Steve Mura ditched a six-figure corporate career several years ago and found the grass is greener on the other side.
The owner of Richfield-based Barrett Lawn Care and Signature Pools has profitably doubled the size of the business since 2017.
“There’s no delineation between my personal and professional life,” Mura said. “I gotta take that call, even when I’m coaching a kids’ baseball game.
“But this doesn’t feel like work most of the time,” he added. “I also like changing peoples’ lives. We have doubled the income of some of our people through our success and adding profit sharing and health care and a 401(k) retirement plan.”
Mura’s 20-plus year corporate career began as an event marketer, trucking baked goods to Sara Lee-sponsored tournaments and festivals. That was followed by a 12-year run with what is now beer conglomerate Molson Coors.
A successful sales rep, he was promoted to director of national accounts in 2013 and vice president of global innovation in 2015. He became a headquarters guy.
“I got pulled out of the front lines, dealing with store managers, Buffalo Wild Wings, Kroger and Walmart, our biggest customers,” Mura recalled.
Mura got nervous when his boss, something of a maverick who also had advanced Mura, left in 2016. Mura was assigned to another boss and told he would have to move from Minneapolis to Denver, then the Molson Coors headquarters.
“I realized that my last job was about keeping C-suite executives and the board happy,” Mura said. “Pleasing the boss was more important than … driving the business. Layoffs were accepted as necessary versus the failure of leadership that it is. I can’t tell you the last time I saw someone in management retire on their terms and with dignity.”
The traditional beer industry was shrinking. Consolidators like Molson Coors, with dozens of brands, acquired and merged in order to cut costs, including people, and increase revenue.
Mura knew he could get axed at any time.
Jackie Woodward, who was Mura’s boss at then-Miller Coors from 2010 to 2013, recalled Mura as a candid, talented marketing executive who worked with her to successfully pioneer online advertising and other digital tools at a company that was slow to adapt.
“Steve was an entrepreneur in the corporate world who raised his hand to do new things,” said Woodward, now chief marketing officer of North Carolina-based Bojangles Restaurants. “He ran our digital properties. He could zig when others only zagged.”
Regardless, Mura was done as a headquarters jockey. He also wanted an end to family-separating travel. He hired Sunbelt Business Advisors to help him prospect.

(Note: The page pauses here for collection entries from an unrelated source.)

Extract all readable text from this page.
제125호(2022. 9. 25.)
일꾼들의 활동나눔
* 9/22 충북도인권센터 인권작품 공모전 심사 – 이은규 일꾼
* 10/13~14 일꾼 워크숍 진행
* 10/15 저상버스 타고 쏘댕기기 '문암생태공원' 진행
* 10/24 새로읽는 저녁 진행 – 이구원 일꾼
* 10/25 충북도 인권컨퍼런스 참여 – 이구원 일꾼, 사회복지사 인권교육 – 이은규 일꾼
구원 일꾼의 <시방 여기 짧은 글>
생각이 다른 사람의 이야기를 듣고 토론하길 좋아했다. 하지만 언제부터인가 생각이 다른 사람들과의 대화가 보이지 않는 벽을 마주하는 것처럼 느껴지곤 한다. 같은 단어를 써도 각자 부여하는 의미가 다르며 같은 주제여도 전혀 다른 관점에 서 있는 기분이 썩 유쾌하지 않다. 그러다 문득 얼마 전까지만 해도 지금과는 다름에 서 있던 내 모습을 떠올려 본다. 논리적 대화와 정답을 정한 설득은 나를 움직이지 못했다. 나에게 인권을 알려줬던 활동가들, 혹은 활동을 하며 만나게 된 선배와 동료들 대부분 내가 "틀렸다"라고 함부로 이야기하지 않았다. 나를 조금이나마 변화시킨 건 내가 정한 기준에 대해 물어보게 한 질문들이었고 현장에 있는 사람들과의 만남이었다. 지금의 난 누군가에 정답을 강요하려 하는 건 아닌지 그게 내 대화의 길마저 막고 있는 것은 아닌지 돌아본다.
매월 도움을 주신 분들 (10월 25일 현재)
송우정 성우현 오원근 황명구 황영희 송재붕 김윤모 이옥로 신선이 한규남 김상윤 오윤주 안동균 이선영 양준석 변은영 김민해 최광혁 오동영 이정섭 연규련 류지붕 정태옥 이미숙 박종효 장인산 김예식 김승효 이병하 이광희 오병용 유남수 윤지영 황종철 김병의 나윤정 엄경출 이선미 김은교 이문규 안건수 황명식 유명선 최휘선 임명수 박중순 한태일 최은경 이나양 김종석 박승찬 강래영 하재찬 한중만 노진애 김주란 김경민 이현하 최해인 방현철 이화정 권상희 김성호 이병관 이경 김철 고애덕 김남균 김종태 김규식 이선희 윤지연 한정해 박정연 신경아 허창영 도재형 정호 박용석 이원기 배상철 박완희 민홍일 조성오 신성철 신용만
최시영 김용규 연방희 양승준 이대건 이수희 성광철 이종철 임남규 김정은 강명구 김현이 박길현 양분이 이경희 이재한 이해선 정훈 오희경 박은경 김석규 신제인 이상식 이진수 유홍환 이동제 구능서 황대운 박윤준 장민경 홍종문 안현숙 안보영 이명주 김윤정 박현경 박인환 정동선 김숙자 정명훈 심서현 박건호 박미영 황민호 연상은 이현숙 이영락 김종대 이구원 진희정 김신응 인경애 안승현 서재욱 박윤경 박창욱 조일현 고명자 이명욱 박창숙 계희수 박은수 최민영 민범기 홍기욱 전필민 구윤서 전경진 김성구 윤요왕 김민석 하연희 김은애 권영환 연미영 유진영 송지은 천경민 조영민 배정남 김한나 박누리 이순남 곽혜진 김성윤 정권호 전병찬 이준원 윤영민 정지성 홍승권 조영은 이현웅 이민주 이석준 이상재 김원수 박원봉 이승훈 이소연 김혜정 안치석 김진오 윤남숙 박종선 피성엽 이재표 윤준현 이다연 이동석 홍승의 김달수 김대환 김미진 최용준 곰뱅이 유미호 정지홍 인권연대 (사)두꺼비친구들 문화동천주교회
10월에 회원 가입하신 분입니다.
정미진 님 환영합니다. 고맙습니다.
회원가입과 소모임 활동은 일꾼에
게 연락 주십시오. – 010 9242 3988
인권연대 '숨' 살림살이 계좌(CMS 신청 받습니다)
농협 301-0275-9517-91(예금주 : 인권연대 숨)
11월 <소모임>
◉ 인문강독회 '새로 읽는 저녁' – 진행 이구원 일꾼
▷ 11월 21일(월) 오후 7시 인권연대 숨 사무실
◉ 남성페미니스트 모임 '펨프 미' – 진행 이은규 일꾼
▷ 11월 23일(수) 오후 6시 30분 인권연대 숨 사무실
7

“I looked at truck stops and other things,” Mura recalled. “I wanted to do something new. I wanted equity and I wanted to be a general manager.”
He bought Barrett Lawn Care in 2017 from a husband-wife team who were unwilling to make the investments to take the business to the next level.
It has worked for Mura.
He paid about $2 million for Barrett in 2017 and about $1.5 million for Signature Pools last year, with most of the funding from two U.S. Small Business Administration-guaranteed loans through BankVista, a small SBA-oriented lender.
“We’ve doubled the size of the business to about $7 million in revenue this year,” Mura said. “Essentially, we’ve grown it for free. We’ve created something bigger and more valuable.”
Mura, who is 49, invested in technology that helped make the business more efficient. But the secret is hiring and retaining good people, he said.
Planting, mowing, excavating and building is hard, dirty work. The minimum wage is $18. Most line workers make $23 or more an hour. That’s supplemented by profit sharing, bonuses and retirement contributions. Some line employees have been promoted to $50,000-plus managers.
“I pay more as they make more for the company,” Mura said. “I respect our hard-working people. I run the front end of the business and provide good equipment. I ensure we do quality work. And the key to customer success and retention is engaged employees who do a good job.”
David Kuehn, a laborer who was promoted last year to run the fertilizer division, said Mura helped him grow after other jobs, including selling autos, didn’t last.
“I also don’t mind getting my hands dirty and working hard,” Kuehn said.
Peter Hatinen, a Minneapolis residential customer for whom Barrett provides lawn service and landscaping, said he was impressed that the folks who consulted on a landscaping project “also came out to work on the project. And I also got the sense that the employees are treated well by management. It was a happy team.”